小説は、希望の兆しすら感じさせる終わり方だった。ずっと帰りたかったカリフォルニア州の元の家でなくユタ州だけれども、家族が揃ったここが家だ。と主人公が自分に言い聞かせるのだった。
「いやいや、それで本当にいいんだっけ?」と突っ込みたくなった。戦争を経験すると人はあっけらかんと強くなるのか、あまりにひどい状況に晒されると人の感覚は麻痺するのか、おどろおどろしいことを書いて子どもたちが読書嫌いにならないように作者が配慮したのか、疑問が尽きない。

日本では夏になると戦争の記憶についてのドキュメンタリーや戦争を題材にしたドラマ・アニメが放映されたり、新聞記事が出たりする。
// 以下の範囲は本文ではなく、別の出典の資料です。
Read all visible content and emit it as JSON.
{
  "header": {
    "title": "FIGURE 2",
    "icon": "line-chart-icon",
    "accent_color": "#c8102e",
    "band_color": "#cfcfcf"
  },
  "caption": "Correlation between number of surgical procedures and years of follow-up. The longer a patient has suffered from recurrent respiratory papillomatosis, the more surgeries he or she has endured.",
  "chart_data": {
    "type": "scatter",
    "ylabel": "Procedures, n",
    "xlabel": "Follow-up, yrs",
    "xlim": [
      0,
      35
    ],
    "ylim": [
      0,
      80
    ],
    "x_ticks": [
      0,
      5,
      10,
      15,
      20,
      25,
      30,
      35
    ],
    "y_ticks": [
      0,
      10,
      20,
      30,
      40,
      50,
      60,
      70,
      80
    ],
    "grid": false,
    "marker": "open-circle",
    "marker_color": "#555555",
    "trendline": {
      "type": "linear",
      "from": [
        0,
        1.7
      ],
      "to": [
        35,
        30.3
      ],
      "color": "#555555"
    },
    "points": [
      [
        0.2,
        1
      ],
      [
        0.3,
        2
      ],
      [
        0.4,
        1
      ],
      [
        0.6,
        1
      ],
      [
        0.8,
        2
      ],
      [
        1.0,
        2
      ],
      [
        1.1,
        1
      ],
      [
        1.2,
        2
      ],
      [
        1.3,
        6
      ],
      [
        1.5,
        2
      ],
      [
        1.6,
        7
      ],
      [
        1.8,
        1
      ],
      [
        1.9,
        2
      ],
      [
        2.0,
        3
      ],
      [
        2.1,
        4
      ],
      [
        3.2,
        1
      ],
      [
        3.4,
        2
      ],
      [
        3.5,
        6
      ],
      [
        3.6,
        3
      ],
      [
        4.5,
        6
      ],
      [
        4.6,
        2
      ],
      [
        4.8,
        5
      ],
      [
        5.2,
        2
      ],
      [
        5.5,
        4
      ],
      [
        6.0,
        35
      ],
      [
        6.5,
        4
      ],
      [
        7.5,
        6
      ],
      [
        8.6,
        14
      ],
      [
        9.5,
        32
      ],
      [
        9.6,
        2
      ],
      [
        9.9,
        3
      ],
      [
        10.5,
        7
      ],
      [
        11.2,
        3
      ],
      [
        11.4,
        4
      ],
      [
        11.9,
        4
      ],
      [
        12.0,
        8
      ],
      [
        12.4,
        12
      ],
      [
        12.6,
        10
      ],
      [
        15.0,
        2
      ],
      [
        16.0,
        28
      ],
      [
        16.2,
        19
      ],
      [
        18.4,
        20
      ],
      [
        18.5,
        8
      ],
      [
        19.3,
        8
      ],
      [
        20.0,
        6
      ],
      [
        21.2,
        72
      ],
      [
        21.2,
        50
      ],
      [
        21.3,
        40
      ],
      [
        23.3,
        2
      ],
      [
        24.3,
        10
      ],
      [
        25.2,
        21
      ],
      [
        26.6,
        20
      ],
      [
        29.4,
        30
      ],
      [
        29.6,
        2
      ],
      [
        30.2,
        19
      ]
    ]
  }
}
若い兵として戦地に赴いた人たちや、国内で敵襲に怯える銃後の人たちについての視点は、戦後生まれでも持てるようになっている。「昔は大変だったのね。今は普通に暮らせていい時代になったのね」とあっさり片付けられる人はいないだろう。後味の悪さを毎年植え付けられている。

私はアメリカに住んでJourney Homeを授業で読んだおかげで、地域に馴染んで暮らしていた日系人が真珠湾攻撃を機に周りから隔離されたという歴史までをも知ることができた。大人は既に黄禍論という厳しい現実に直面していたかもしれないが、アメリカで生まれ友達と楽しい学校生活を送っていた主人公も理不尽に渦に飲み込まれていく。戦争はどこか遠くで起きることではなく日常に影を落とす。敵国にいた日本人に思いを馳せるのは、今の日本で暮らしていたらきっかけがなく、難しい。きっと、戦時中もそうだったろう。

大人になっての意味づけ

日本の学校と違って教科書の単元で作品が決められているわけではないから、教師には選択権があった。どうしてこの小説を選んだのだろう。周りにいたのは「原爆によって戦争が終わった」「アメリカ本土は戦地になっていない」みたいなことを普通に言うような同級生たちだった。日本人の私が教室内にいることで他の生徒に遠慮が生まれるなど、授業の進行に何らかの影響はあっただろうか。私が感じていた肩身の狭さは、何が原因だったのだろうか。

今になって思い返してみると、ホロコーストを機にユダヤ人の迫害が始まったのと似た状況だった。私が住んでいた地域はユダヤ人が多くてホロコースト博物館もあったほどだから、もしかしたら「アメリカの日本人」を「ヨーロッパのユダヤ人」と置き換えて感情移入した生徒もいたかもしれない。英語で書かれた小説が媒介になり、異人種間でも既視感をもたらした。

戦争文学と多様性

私は英語を話せはしなかったが聞いて理解することはできたから、別の科目の授業のときに「喰らえ、原爆!」とふざけていた男子に「うちのおじいちゃんとおばあちゃんは原爆が落ちたときに広島にいた」と真顔で止めたことはある。「ごめんね」「おじいちゃんたちは大丈夫だったの」と聞いてもらえたし、それからというもの原爆ジョークは聞かれなくなったから、言って良かった。

私にとってのJourney Homeは、「肩身の狭い」「居心地の悪い」「気まずい」という孤独感から、属性の違う相手に向かって殻を破るための勇気をくれた1冊である。多様性というのは、人種や宗教が異なる人をどれでも全部並べればいいのではない。相手が置かれた状況に共感を示し、問題があれば共に解決していくための土台を形成する場があって初めて功を奏する。その場として国語の授業があったことに30年経った今でもありがたみを覚えている。